A way to help proteins such as the new generation of protein-based drugs get past the biochemical "Entrance Forbidden" barrier that keeps them from entering cells and doing their work is being reported by scientists.
The new technique, described in the monthly journal, ACS Chemical Biology
, represents a new use for an engineered form of green fluorescent protein, the topic of the 2008 Nobel Prize in Chemistry that is one of the most important research tools in biosciences.
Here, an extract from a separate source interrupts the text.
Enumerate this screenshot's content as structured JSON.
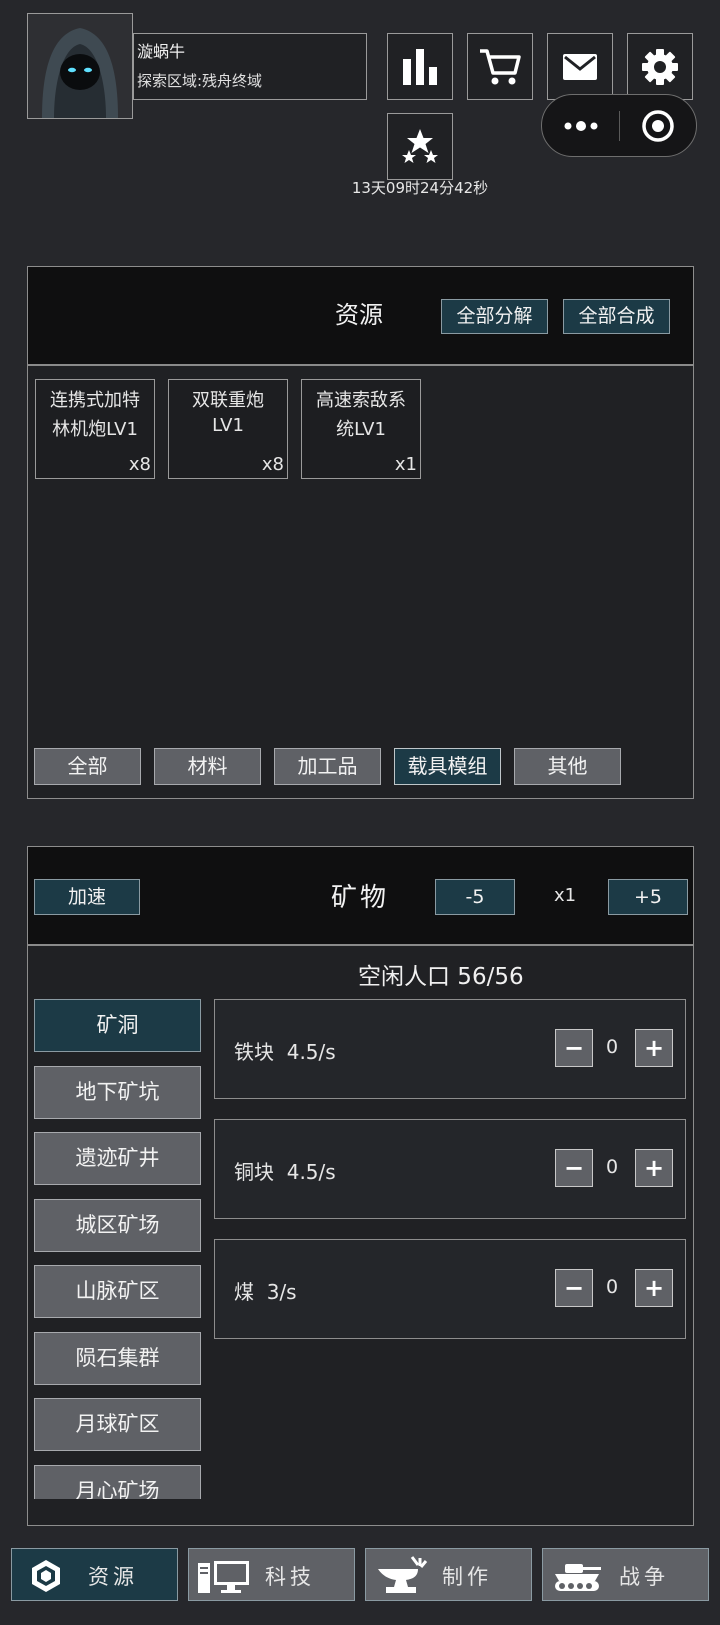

In the report, David Liu and his colleagues describe the difficulty of delivering proteins from the outside of mammalian cells into their interiors. For that reason, nearly all of the blockbuster drugs that are proteins must do their work on the exterior of cells, activating receptors that send signals to the interior. This constraint greatly limits the scope of protein-based drugs. Liu's solution: Attaching proteins to molecules of "supercharged" green fluorescent protein, which they mutated to give it a very high positive charge. When the hybrid proteins bump into the surface of a cell, they get pulled inside by negatively charged molecules called proteoglycans.
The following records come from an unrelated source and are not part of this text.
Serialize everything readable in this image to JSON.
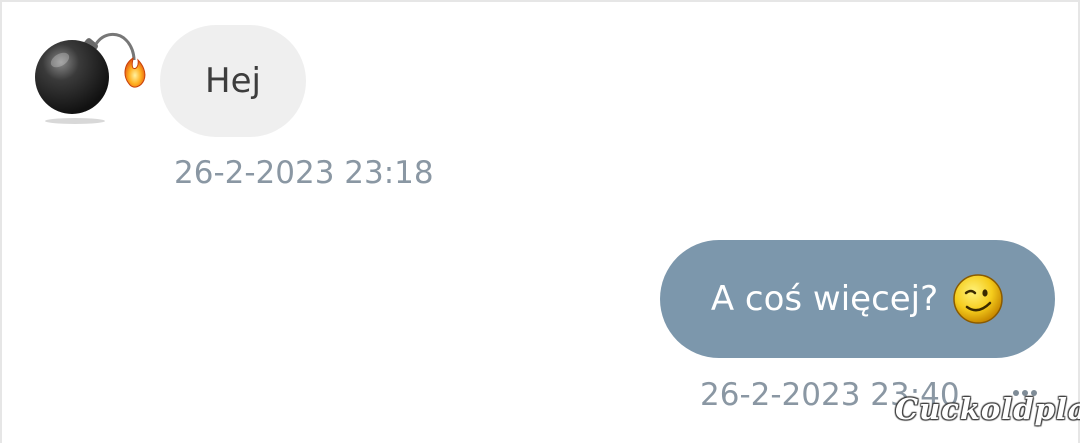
{
  "conversation": {
    "messages": [
      {
        "direction": "incoming",
        "text": "Hej",
        "timestamp": "26-2-2023 23:18",
        "avatar_icon": "bomb-icon"
      },
      {
        "direction": "outgoing",
        "text": "A coś więcej?",
        "emoji_icon": "wink-emoji-icon",
        "timestamp": "26-2-2023 23:40"
      }
    ],
    "more_icon": "more-options-icon"
  },
  "watermark": {
    "text": "Cuckoldplace"
  },
  "colors": {
    "incoming_bubble": "#efefef",
    "outgoing_bubble": "#7c97ac",
    "timestamp": "#8a97a3",
    "incoming_text": "#3d3d3d",
    "outgoing_text": "#ffffff"
  }
}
Liu and his team tested the hybrid proteins on five types of cells, and found that they were extremely good at carrying their protein cargo inside. In fact, the supercharged protein was up to 100 times better at getting proteins into cells compared to other approaches. The delivered proteins were able to go to their target locations in the cell, such as the nucleus or cytoplasm, and perform their jobs. "To our knowledge, this is the first report of functional delivery of an enzyme into retinal cells in vivo," the researchers state.